How to proceed? With another (heretofore unknown?) trick which would apply anytime the hyperprior has an analytical expression for the mode. In my case both the prior and hyperprior are Gaussian, so for fixed $\lambda$ I know what the optimal $\mu$ is, \[
\log P (\lambda | \mu) &= -\frac{1}{2} \sum_i (\lambda_i - \mu)^2, \\
\log P (\mu) &= -\frac{1}{2} (\nu - \mu)^2, \\
\mu^* (\lambda) &= \frac{1}{|I| + 1} \left( \nu + \sum_i \lambda_i \right),
\] where $|I|$ is the number of parameters. This indicates that any time a $\lambda$ changes, the optimal $\mu^*$ experiences the same change scaled by $\frac{1}{|I| + 1}$. This suggests the following procedure:
  1. For each $\lambda_i$ which has a non-zero likelihood gradient contribution for the current example,
    1. Perform the ``pure prior'' update approximation as if $\mu$ were constant, and then update $\mu$ for the change in $\lambda_i$, \[
      \epsilon &\leftarrow \exp \left( \frac{\eta_0}{|D|} \left( \frac{(s + t_0)^{1 - \rho}}{1 - \rho} - \frac{(t + t_0)^{1 - \rho}}{1 - \rho} \right) \right), \\
      \Delta \lambda_i &\leftarrow (1 - \epsilon) (\mu - \lambda_i), \\
      \lambda_i &\leftarrow \lambda_i + \Delta \lambda_i, \\
      \mu &\leftarrow \mu + \frac{1}{|I| + 1} \Delta \lambda_i.

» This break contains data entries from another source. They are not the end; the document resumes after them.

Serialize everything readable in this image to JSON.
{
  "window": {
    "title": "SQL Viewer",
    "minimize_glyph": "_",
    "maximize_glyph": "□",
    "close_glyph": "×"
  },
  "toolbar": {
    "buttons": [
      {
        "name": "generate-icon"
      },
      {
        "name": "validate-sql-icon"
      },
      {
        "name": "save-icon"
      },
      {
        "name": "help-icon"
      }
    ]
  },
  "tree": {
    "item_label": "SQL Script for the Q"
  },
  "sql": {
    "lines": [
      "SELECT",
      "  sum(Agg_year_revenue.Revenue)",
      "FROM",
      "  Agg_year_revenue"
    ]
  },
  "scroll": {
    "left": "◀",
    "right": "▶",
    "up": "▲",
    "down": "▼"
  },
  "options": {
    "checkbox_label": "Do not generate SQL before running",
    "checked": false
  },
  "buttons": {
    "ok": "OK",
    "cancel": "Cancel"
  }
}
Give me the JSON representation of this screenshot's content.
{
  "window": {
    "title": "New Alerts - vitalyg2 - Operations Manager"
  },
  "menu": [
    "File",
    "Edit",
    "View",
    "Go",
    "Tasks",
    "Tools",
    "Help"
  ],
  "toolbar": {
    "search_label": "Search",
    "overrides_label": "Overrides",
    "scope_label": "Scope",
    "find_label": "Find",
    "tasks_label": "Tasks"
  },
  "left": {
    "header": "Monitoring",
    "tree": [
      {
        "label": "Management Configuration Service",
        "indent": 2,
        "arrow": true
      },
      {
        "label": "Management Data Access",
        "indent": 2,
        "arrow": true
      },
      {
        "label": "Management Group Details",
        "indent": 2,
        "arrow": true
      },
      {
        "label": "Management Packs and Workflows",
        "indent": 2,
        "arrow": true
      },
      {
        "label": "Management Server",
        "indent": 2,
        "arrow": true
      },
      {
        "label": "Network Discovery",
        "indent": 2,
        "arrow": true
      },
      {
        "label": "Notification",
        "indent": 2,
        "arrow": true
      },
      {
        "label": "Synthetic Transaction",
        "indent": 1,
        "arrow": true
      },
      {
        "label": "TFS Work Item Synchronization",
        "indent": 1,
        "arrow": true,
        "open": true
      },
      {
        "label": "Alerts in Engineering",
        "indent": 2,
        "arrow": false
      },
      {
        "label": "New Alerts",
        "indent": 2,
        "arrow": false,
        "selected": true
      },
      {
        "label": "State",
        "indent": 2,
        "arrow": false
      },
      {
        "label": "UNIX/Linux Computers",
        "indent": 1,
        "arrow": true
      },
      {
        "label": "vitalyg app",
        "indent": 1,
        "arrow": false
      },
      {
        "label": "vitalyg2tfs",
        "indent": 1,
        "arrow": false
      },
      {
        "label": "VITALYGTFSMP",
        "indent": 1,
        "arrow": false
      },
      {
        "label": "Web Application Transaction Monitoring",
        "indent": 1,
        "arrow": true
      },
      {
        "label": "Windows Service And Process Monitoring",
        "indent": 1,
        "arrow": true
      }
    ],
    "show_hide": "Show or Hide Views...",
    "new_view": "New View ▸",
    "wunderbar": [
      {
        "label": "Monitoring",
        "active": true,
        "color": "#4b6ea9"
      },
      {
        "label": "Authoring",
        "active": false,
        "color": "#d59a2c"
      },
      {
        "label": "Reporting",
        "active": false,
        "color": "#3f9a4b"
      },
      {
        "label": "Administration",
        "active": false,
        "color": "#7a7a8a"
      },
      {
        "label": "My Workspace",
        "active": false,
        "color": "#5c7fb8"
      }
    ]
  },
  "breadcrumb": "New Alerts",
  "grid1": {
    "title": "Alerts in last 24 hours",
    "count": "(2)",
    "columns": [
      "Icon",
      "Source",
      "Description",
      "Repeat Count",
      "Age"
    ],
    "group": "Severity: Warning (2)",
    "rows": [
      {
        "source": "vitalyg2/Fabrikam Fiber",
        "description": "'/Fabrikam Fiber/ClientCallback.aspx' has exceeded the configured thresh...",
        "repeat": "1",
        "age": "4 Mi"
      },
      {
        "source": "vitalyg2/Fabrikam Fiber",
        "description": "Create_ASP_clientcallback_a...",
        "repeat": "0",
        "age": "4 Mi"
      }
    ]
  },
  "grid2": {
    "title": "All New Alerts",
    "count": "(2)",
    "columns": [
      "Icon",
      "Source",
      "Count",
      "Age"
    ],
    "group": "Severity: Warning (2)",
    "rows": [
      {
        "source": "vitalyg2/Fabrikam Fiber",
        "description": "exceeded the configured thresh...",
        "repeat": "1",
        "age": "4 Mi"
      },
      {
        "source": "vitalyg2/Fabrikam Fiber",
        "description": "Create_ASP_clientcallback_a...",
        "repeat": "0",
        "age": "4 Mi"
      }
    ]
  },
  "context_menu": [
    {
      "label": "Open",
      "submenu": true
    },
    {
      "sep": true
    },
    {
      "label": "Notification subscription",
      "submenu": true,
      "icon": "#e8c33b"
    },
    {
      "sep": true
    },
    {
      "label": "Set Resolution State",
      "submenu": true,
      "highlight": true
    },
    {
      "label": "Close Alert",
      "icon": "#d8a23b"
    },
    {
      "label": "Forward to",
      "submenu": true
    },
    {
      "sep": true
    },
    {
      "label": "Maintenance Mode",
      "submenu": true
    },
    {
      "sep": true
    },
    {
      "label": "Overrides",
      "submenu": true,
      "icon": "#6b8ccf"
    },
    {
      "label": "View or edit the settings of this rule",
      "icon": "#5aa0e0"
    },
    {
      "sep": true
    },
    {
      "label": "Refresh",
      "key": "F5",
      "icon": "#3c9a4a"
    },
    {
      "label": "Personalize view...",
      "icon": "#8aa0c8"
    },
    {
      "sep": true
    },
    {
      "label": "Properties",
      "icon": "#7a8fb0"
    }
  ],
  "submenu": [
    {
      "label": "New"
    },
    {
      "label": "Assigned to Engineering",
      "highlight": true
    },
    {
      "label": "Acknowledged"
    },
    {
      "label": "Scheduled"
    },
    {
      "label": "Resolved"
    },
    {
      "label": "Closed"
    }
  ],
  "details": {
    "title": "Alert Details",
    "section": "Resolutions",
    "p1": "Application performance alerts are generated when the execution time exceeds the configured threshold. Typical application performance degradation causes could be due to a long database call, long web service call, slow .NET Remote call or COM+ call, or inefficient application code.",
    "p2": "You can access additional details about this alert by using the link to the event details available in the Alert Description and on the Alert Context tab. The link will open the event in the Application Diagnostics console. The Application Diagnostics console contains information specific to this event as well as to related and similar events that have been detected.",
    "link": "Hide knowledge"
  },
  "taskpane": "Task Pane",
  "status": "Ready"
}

      \] Here $s$ is the timestamp of the last update of $\lambda_i$.
  2. Perform the likelihood SGD update for each $\lambda_i$ with a non-zero gradient contribution and propagate the resulting change to $\mu$, \[
    \Delta \lambda_i &\leftarrow \eta_0 (t + t_0)^{-\rho} \frac{\partial}{\partial \lambda_i} \log L (d | \lambda), \\
    \lambda_i &\leftarrow \lambda_i + \Delta \lambda_i, \\
    \mu &\leftarrow \mu + \frac{1}{|I| + 1} \Delta \lambda_i.
Now this is a bit unsatisfactory, because in practice $|I|$ is a free parameter due to the hashing trick, and furthermore will be typically set much larger than the actual number of parameters leveraged during training. In the limit $|I| \to \infty$ this basically reduces to the fixed prior setting where the fixed prior mean is whatever initial value is chosen for $\mu$ (and $\mu = \nu$ is the proper choice for initialization if $\lambda (0) = 0$). In practice this gives reasonable-looking hyperpriors if $|I|$ is not set too large (otherwise, they stay stuck at the hyperprior mean). This is useful because in my nominal label extraction technique, the hypermean confusion matrix can help identify a problem with the task (or a bug somewhere in the data processing).